By Hlengiwe Ndlovu | 2018-04-17
MTN Foundation and Swaziland Empowerment Limited (SEL) have jointly committed E350 000 to support training of young people to acquire vocational skills.
This commitment was announced on Friday at Swazi MTN headquarters during the celebration of 50 graduates who have successfully completed different vocational training programmes at skills training centres spread across all the country’s regions.
MTN Foundation is the corporate social responsibility wing of Swazi MTN which invests part of the company’s profits in communities as a way of appreciating customer support.
SEL, on the other hand, is a shareholder at Swazi MTN and particularly keen to be associated with the improvement of education and supporting marginalised groups in Swaziland.
Swazi MTN committed to investing E200 000 this year, a second instalment given that the first instalment of E200 000 was contributed in 2016. SEL on the other hand has, for the first time in this programme, invested E150 000.
About 50 young people who benefited from the initial E200 000 investment made by MTN Foundation in 2016, were joined by their parents to celebrate their successful completion of both their formal class-room training plus industrial attachment in different companies in Swaziland.

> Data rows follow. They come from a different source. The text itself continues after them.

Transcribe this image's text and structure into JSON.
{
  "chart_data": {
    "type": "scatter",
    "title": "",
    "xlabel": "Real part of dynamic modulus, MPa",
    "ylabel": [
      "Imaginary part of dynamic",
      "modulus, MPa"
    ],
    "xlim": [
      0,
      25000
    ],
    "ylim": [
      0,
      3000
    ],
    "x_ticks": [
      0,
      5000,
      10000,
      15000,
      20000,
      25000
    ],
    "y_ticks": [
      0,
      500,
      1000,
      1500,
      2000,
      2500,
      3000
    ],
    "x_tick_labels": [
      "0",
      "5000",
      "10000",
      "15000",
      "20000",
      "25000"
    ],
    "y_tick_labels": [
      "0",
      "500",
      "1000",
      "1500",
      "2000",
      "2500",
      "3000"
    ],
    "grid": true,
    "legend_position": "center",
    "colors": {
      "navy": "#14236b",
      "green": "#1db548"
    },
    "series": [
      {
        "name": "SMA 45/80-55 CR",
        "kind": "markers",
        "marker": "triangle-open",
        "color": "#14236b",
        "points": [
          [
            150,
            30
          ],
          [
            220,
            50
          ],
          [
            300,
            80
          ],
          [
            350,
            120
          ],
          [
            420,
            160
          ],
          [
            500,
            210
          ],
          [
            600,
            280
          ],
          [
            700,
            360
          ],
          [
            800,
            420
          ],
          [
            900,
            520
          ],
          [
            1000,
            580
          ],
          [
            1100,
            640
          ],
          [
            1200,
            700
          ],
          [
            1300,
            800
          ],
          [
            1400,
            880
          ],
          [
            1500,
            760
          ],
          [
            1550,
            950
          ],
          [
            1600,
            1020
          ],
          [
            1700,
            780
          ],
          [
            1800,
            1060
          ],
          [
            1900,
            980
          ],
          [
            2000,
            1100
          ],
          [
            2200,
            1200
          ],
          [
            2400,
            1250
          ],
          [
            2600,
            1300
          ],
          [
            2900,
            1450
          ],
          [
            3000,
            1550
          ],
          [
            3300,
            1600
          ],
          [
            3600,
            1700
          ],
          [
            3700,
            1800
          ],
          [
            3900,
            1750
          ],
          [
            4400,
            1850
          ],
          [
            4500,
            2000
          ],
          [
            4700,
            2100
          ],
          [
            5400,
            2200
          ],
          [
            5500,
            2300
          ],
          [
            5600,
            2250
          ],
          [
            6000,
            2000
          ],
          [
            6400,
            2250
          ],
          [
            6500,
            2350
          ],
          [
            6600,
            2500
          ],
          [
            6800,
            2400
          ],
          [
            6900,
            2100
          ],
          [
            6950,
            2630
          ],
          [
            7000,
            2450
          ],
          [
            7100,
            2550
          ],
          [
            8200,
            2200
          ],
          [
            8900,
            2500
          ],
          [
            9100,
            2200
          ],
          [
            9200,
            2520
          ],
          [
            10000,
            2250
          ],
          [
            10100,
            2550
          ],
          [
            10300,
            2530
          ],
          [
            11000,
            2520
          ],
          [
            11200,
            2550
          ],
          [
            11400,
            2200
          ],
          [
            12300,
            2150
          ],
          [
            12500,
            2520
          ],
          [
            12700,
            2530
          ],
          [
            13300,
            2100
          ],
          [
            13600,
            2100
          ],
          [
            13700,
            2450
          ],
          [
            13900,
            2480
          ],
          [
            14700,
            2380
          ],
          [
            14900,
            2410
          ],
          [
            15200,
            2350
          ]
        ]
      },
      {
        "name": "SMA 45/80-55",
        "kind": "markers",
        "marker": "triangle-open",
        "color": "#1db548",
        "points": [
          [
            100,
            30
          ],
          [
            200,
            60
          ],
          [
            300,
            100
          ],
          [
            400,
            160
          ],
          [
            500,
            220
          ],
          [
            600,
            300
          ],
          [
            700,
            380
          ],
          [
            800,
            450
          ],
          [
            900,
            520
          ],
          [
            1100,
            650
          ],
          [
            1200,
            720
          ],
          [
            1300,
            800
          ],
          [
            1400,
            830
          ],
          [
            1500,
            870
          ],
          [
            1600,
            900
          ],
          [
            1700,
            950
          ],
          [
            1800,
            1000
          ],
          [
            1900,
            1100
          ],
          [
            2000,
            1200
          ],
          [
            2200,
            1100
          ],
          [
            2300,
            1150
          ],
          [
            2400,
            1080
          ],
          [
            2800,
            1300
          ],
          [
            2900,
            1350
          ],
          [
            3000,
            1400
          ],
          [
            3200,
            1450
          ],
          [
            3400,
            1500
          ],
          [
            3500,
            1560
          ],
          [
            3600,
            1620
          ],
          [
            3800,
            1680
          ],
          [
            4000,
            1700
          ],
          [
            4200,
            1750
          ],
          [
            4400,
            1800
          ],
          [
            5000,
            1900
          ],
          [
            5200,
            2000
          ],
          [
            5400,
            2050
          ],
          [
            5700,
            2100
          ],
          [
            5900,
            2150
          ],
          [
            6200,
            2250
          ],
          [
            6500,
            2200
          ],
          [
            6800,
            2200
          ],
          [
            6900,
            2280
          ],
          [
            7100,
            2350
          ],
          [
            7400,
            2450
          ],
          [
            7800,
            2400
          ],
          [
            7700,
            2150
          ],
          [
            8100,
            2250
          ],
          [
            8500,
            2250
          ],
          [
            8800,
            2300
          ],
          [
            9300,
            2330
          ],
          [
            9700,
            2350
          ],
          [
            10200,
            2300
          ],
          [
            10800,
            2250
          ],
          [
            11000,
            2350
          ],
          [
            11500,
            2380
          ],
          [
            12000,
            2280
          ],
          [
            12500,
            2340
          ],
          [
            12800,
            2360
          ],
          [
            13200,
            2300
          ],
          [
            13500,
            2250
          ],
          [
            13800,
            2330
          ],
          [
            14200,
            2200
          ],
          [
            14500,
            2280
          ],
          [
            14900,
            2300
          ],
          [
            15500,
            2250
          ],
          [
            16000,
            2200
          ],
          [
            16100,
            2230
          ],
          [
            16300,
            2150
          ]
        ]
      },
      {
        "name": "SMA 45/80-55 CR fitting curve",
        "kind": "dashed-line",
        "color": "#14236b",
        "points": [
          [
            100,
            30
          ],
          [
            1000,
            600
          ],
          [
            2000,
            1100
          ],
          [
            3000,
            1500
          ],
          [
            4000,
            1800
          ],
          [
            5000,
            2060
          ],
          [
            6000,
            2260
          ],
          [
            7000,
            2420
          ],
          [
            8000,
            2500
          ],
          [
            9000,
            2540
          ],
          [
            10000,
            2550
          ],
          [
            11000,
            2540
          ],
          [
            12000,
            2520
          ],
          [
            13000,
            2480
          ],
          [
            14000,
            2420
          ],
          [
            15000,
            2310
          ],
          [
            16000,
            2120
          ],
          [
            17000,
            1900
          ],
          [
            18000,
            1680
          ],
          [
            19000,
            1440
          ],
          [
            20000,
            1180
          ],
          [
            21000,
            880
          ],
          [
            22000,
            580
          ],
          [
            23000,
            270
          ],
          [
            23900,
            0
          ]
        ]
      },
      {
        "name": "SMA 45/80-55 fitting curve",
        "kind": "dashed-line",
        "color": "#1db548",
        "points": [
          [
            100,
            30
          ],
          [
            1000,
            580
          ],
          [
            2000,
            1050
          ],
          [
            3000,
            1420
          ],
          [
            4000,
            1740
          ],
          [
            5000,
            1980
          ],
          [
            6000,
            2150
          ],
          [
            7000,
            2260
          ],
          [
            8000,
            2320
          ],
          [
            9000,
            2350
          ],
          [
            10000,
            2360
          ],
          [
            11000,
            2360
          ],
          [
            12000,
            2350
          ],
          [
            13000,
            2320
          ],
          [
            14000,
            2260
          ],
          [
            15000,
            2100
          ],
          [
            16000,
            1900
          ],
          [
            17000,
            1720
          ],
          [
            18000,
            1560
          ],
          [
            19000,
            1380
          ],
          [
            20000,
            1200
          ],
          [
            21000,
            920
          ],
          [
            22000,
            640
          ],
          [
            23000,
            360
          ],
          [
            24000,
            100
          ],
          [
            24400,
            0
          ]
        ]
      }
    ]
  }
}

From the initial E200 000 investment by Swazi MTN in 2016, about E72 000 was invested towards setting up a plumbing department, while the balance of E127 000 supported 50 students in different vocational studies. A total of 35 trainees enrolled at Manzini Industrial Training Centre (MITC) and 15 at Siteki Industrial Training Centre (SITC).
The graduates had to be on industrial attachment for a period of three to six months after successful formal training. Swazi MTN Chief Executive Officer Ambrose Dlamini and SEL Chairman S’thofeni Ginindza congratulated the graduates for the successful completion of their programmes.
Dlamini said the investment made by the company was in line with the country’s vision to grow a solid young workforce that will accelerate development at a time when Swaziland also aspires to attain first world status. The MTN CEO said the vocational skills training programme was in line with the proverb, “it’s better to teach someone to fish than to give him a fish.”
Adding, the MTN CEO said: “Our aim is to keep young people away from the streets, and we look forward to working with these young people in the next chapter of their lives. We know that some of them will be our vendors, and will support us and other corporates with specialised services.”
This group of trainees was identified by Young Heroes from all the four regions of the country using specialised assessments to check the extent of need while Skills Training Centre provided subsidised training.
The ministry of education and training was also part of the training programme as a parent ministry for Skills Training Centres, and also brought on board BY Micro Projects. The selected candidates were then trained in agriculture, arts and craft, auto electrical, carpentry, computer, electrical wiring, metal work, motor mechanic, panel beating, spray painting, and plumbing.
With SEL coming on board, Dlamini said they will double the number of trainees supported each year from 50 to 100.
In the meantime, Ginindza said what inspired the company to invest in vocational training is the aspiration to invest towards the improvement of education. Further, SEL wants to create opportunities for young people to start their own companies, create employment opportunities for others and contribute to the economy.
“As the private sector, we need to meet government halfway. Depending on the outcome of this investment, we are going to maintain our partnership going forward, as well as increase our sponsorship,” said Ginindza.
Ginindza further disclosed that SEL had spent E3.4 million on Social Corporate Responsibility (CSR) because they firmly believe that they need to give back to the society.
Swaziland Skills Centre Chief Executive Director Brian Magongo thanked Swazi MTN and Swaziland Empowerment Limited for throwing their weight behind vocational education.
He further pleaded that it would help to consider government sponsorship for vocational training because the students have a potential to return funds loaned to students. He also disclosed that the previous investment by MTN Foundation helped decrease some of the challenges they were grappling with as an institution.
For instance, he said although their total enrolment ranged between 400-600 trainees per annum, however, not all of these students would complete their training due to various reasons, one of which is that some trainees come from poverty-stricken households while others were brought by their parents as a punishment for their dishonourable conduct.
“However, all the candidates that were supported by MTN have completed the training and this is such a significant milestone for us,’ he said. Going forward, Magongo said they seek to introduce modern courses such as fashion design, and hairdressing to add on the current 13 courses on offer. “We still need strong financial support though going forward. That is why we believe that if government has come up with means of getting back scholarship loans, our trainees should also benefit from the support,” he said.